I've been in an enormous number of discussions with co-workers and other acquaintences about starting a diet and exercise routine. It seems a twice yearly event: first comes New Year's and our resolutions after making pigs of ourselves over the holidays. Then, the stores start putting out the swimsuits and we remember why we were going to start the diet in January. There's no time now! Ahhh!!! The only way to save face is to recognize the problem and start talking to people about the fact that you're going to take action... Tomorrow.

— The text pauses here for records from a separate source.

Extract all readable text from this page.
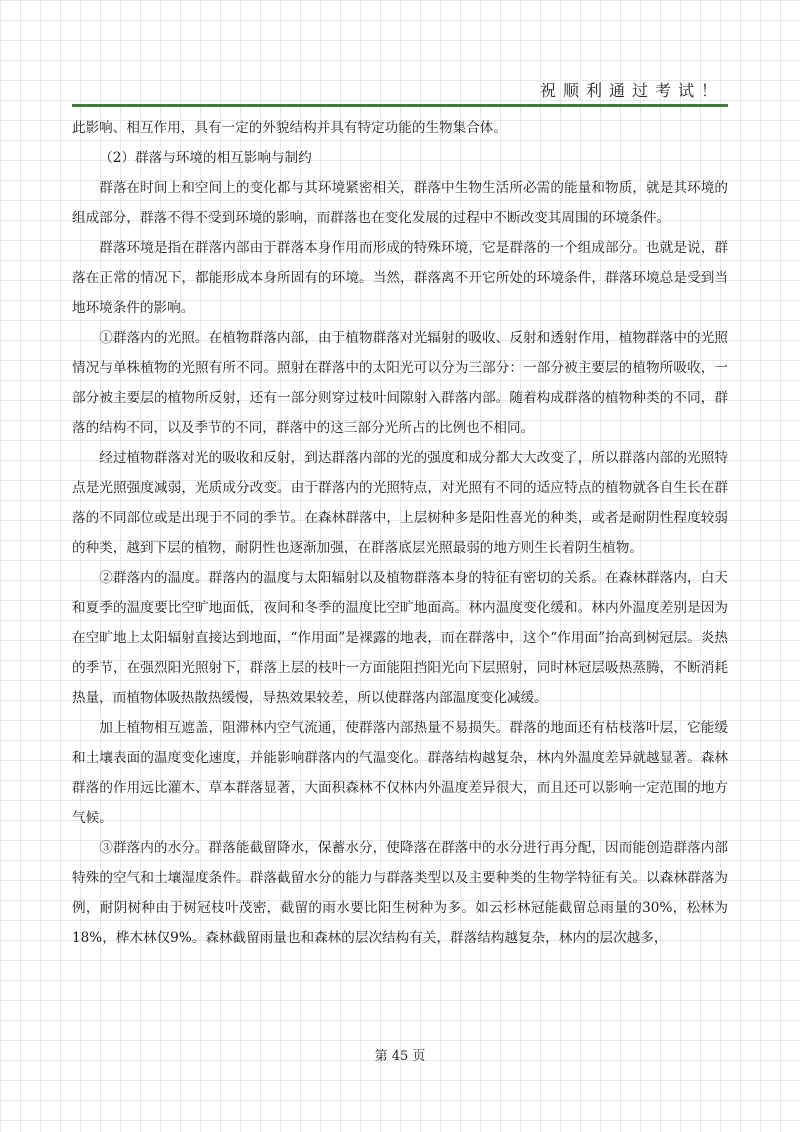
祝顺利通过考试！

此影响、相互作用，具有一定的外貌结构并具有特定功能的生物集合体。

（2）群落与环境的相互影响与制约

群落在时间上和空间上的变化都与其环境紧密相关，群落中生物生活所必需的能量和物质，就是其环境的组成部分，群落不得不受到环境的影响，而群落也在变化发展的过程中不断改变其周围的环境条件。

群落环境是指在群落内部由于群落本身作用而形成的特殊环境，它是群落的一个组成部分。也就是说，群落在正常的情况下，都能形成本身所固有的环境。当然，群落离不开它所处的环境条件，群落环境总是受到当地环境条件的影响。

①群落内的光照。在植物群落内部，由于植物群落对光辐射的吸收、反射和透射作用，植物群落中的光照情况与单株植物的光照有所不同。照射在群落中的太阳光可以分为三部分：一部分被主要层的植物所吸收，一部分被主要层的植物所反射，还有一部分则穿过枝叶间隙射入群落内部。随着构成群落的植物种类的不同，群落的结构不同，以及季节的不同，群落中的这三部分光所占的比例也不相同。

经过植物群落对光的吸收和反射，到达群落内部的光的强度和成分都大大改变了，所以群落内部的光照特点是光照强度减弱，光质成分改变。由于群落内的光照特点，对光照有不同的适应特点的植物就各自生长在群落的不同部位或是出现于不同的季节。在森林群落中，上层树种多是阳性喜光的种类，或者是耐阴性程度较弱的种类，越到下层的植物，耐阴性也逐渐加强，在群落底层光照最弱的地方则生长着阴生植物。

②群落内的温度。群落内的温度与太阳辐射以及植物群落本身的特征有密切的关系。在森林群落内，白天和夏季的温度要比空旷地面低，夜间和冬季的温度比空旷地面高。林内温度变化缓和。林内外温度差别是因为在空旷地上太阳辐射直接达到地面，“作用面”是裸露的地表，而在群落中，这个“作用面”抬高到树冠层。炎热的季节，在强烈阳光照射下，群落上层的枝叶一方面能阻挡阳光向下层照射，同时林冠层吸热蒸腾，不断消耗热量，而植物体吸热散热缓慢，导热效果较差，所以使群落内部温度变化减缓。

加上植物相互遮盖，阻滞林内空气流通，使群落内部热量不易损失。群落的地面还有枯枝落叶层，它能缓和土壤表面的温度变化速度，并能影响群落内的气温变化。群落结构越复杂，林内外温度差异就越显著。森林群落的作用远比灌木、草本群落显著，大面积森林不仅林内外温度差异很大，而且还可以影响一定范围的地方气候。

③群落内的水分。群落能截留降水，保蓄水分，使降落在群落中的水分进行再分配，因而能创造群落内部特殊的空气和土壤湿度条件。群落截留水分的能力与群落类型以及主要种类的生物学特征有关。以森林群落为例，耐阴树种由于树冠枝叶茂密，截留的雨水要比阳生树种为多。如云杉林冠能截留总雨量的30%，松林为18%，桦木林仅9%。森林截留雨量也和森林的层次结构有关，群落结构越复杂，林内的层次越多，

第 45 页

I know it's easier to talk then to do it... My real aggravation is the fact that I've heard, at least three times now, people say "I've got to start doing sit-ups. I have to loose this tummy/gut".

If you want to bulk up your biceps, what do you do? You do arm curls! -What's different about your stomach? Nothing. If you do 100 sit-ups a day, you'll only succeed in "bulking up" your stomach, it definitely won't help you get rid of the fat there. It just doesn't work that way!

Fat lives all over your body, and it's actually nomadic. The fat cells release themselves from your thighs, travel through your bloodstream (in case you need them for energy), and then re-deposit themselves in, say, your stomach ('cause you're just sitting there). So, exercising one part of the body will not reduce the fat in that one area alone. In fact, strength-training exercises like sit-ups and arm curls don't do much to reduce your body fat (at least not in the short-term). Your best bet for loosing fat is aerobic exercise (running, jogging, speed-walking, riding a bike, rollerblading, etc -and you don't get the full benefit of the exercise until you at LEAST 15 to 20 minutes into it). See, aerobic exercise allows you to use up those fat cells that are floating around in your bloodstream and they won't continuously get re-deposited. After 15 or 20 minutes, your body starts relealizing that you might actually keep going, so it starts releasing more fat cells into the bloodstream so you have the energy to continue. You burn more fat as a result.

Now, if you can't do aerobic exercise -there's still hope. Strength-training exercises (again, sit-ups and the like) do help you burn some fat while you do them (but not nearly as much), and they help you burn more fat when you're at rest (just to keep that extra muscle alive). But, if you stop exercising, that muscle will be re-absorbed by your body, and guess what'll replace it?

Anyway, that's your primer on exercise...
Go forth and talk about running instead of about doing sit-ups.

1 comment:

  1. Yep, I concur. The only time I've had success is by diet / aerobic exercise. If you keep a low body fat level, and even marginally work you abdominals, you will have great success in the 'washboard'. So the trick to abs isn't sit ups, its no more sweets and 7+ mile runs 4 times a week, LOL ! ! ;-) see ya!